Помощник машиниста молча вытирал паклей руки, а его мутно-серые, точно каменные, глаза повернулись к сверкавшим нестерпимым блеском глазам Кулашвили. Не дольше мгновения длилась молчаливая дуэль. Помощник машиниста почти физически ощущал, как эти прозорливые глаза просверливают его насквозь, как всевидящи они. И он, как от наваждения, резко откинул голову.
В паровозной кабине лишнего, казалось, ничего не было. Кулашвили шагнул к другой двери и распахнул ее. Это была та дверь, которая за несколько секунд до появления таможенника распахнулась и захлопнулась.

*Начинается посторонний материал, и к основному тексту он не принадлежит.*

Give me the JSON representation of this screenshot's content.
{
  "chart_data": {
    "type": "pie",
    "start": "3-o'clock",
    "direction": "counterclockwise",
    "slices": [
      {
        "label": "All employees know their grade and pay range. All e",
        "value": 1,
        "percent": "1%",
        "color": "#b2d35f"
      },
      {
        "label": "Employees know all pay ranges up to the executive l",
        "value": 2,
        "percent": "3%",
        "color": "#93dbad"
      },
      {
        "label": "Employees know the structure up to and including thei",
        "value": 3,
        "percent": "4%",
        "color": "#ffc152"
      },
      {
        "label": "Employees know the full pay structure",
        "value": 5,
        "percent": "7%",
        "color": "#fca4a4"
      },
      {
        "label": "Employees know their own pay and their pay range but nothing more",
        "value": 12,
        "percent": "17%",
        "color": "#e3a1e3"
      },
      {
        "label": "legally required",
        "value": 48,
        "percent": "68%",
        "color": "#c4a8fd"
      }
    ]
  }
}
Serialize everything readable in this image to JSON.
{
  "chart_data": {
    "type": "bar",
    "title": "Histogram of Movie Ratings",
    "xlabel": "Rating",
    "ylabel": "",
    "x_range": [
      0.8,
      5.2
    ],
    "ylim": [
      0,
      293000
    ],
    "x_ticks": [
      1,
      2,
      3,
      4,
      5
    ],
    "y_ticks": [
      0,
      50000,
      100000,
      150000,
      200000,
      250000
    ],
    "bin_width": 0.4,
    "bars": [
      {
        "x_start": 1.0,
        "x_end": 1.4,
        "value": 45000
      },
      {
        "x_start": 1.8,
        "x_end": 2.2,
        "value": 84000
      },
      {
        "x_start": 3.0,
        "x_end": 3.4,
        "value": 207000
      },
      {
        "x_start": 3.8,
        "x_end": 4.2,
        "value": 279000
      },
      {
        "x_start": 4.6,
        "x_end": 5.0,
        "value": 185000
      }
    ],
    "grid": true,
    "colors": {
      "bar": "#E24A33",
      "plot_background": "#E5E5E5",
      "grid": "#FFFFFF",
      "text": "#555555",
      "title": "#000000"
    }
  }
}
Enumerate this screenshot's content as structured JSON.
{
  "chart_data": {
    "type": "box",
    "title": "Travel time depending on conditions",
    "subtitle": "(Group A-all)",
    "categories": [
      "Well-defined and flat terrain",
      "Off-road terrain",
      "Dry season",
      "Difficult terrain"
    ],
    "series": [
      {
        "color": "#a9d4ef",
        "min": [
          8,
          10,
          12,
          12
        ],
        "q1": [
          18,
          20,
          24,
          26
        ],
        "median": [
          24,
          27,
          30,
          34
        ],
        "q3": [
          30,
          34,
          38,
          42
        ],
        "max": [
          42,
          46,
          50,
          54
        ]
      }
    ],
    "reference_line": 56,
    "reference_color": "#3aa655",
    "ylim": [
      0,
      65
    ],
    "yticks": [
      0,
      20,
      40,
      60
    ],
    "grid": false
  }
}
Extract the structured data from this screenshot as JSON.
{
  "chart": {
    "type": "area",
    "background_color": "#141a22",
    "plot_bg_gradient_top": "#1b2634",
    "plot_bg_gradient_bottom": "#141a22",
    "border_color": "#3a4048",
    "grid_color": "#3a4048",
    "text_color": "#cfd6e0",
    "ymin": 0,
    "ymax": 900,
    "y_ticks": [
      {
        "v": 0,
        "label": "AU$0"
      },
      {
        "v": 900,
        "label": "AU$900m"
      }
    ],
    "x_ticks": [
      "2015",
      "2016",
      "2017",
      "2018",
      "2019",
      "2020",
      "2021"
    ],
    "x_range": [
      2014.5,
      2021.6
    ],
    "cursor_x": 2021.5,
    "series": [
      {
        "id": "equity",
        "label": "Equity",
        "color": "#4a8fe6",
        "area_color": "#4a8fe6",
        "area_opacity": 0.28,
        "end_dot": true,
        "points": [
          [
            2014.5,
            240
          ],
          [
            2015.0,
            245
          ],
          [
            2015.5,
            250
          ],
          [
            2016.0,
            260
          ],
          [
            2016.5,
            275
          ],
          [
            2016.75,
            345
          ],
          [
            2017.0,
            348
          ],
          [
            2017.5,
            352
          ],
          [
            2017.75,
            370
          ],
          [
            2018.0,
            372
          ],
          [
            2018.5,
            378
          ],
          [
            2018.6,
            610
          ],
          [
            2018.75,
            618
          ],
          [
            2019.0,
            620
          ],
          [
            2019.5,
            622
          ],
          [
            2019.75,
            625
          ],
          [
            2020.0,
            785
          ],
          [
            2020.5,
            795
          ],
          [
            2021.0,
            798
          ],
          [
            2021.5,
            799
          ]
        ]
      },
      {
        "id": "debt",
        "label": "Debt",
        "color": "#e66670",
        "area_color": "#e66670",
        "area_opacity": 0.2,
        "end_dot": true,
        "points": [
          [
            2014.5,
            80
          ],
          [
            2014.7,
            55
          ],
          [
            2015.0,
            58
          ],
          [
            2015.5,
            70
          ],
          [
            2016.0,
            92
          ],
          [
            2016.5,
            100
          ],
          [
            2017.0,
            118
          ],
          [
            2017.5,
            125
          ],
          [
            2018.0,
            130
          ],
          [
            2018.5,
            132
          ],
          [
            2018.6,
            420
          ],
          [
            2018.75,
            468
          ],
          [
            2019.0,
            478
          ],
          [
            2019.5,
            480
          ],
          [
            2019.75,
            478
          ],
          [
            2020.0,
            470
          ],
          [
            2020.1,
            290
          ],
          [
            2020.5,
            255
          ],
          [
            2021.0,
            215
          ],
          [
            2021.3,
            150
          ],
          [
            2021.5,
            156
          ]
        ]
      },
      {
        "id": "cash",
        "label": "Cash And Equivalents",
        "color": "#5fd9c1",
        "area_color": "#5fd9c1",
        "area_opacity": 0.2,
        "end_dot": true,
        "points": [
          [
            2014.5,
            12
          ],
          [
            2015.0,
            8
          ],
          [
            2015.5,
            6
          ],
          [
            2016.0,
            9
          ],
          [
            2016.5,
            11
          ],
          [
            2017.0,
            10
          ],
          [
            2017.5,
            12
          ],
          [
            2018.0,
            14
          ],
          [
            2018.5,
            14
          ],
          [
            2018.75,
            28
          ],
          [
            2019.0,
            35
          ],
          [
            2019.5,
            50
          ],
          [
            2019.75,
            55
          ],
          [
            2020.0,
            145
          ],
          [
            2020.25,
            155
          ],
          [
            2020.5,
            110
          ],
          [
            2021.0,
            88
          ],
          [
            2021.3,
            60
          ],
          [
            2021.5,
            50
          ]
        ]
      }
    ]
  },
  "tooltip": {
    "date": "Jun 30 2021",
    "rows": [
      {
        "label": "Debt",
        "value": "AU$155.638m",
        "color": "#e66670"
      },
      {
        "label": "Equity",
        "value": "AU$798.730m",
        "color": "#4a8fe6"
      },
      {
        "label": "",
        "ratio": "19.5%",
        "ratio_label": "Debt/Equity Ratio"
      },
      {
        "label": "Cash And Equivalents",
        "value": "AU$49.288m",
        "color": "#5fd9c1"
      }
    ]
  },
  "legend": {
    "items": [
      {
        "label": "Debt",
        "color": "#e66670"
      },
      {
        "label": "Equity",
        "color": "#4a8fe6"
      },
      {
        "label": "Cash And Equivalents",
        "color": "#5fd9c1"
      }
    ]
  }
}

Сейчас, стоя в проеме этой двери, Кулашвили одним взглядом охватил и землю около паровоза, и полувагон, стоящий сбоку, и прямо напротив пустую открытую платформу. Он соскользнул со ступенек лестницы, подскочил к пустой платформе, подтянулся на руках и вернулся в кабину паровоза с двумя свертками.
– Где другие?
– Это не наши! – Помощник машиниста не поднимал глаз, а машинист, почесывая испачканный висок, прищурившись, смотрел в окошко, всем своим видом выражая благородное негодование и не замечая только, что окошко по-прежнему занавешено, что старшина Кулашвили успел засечь и его взгляд, и взгляд помощника, и стоящий поодаль ящик, наполненный маслом.
– А может, они здесь… – не столько спросил, сколько ответил на свой же вопрос Кулашвили. В инструментальном ящике – масло, а исчезнувшая мотоциклетная камера лоснилась. И не нырнула ли она опять в ящик, туго надутая контрабандой? Ведь он видел эту лоснящуюся камеру, когда смотрел в щель.
Кулашвили достал консервную банку. Контаутас стал вычерпывать масло. Он поглядывал то на своего учителя, то на застывших контрабандистов, то на таможенника. Зангиев, хотя и был наслышан об искусстве старшины, все же с некоторым сомнением посматривал на злополучный ящик, с досадой думая, что скоро паровоз нужно подавать под состав, а тут зря теряется драгоценное время. А каково будет, когда ничего не найдут?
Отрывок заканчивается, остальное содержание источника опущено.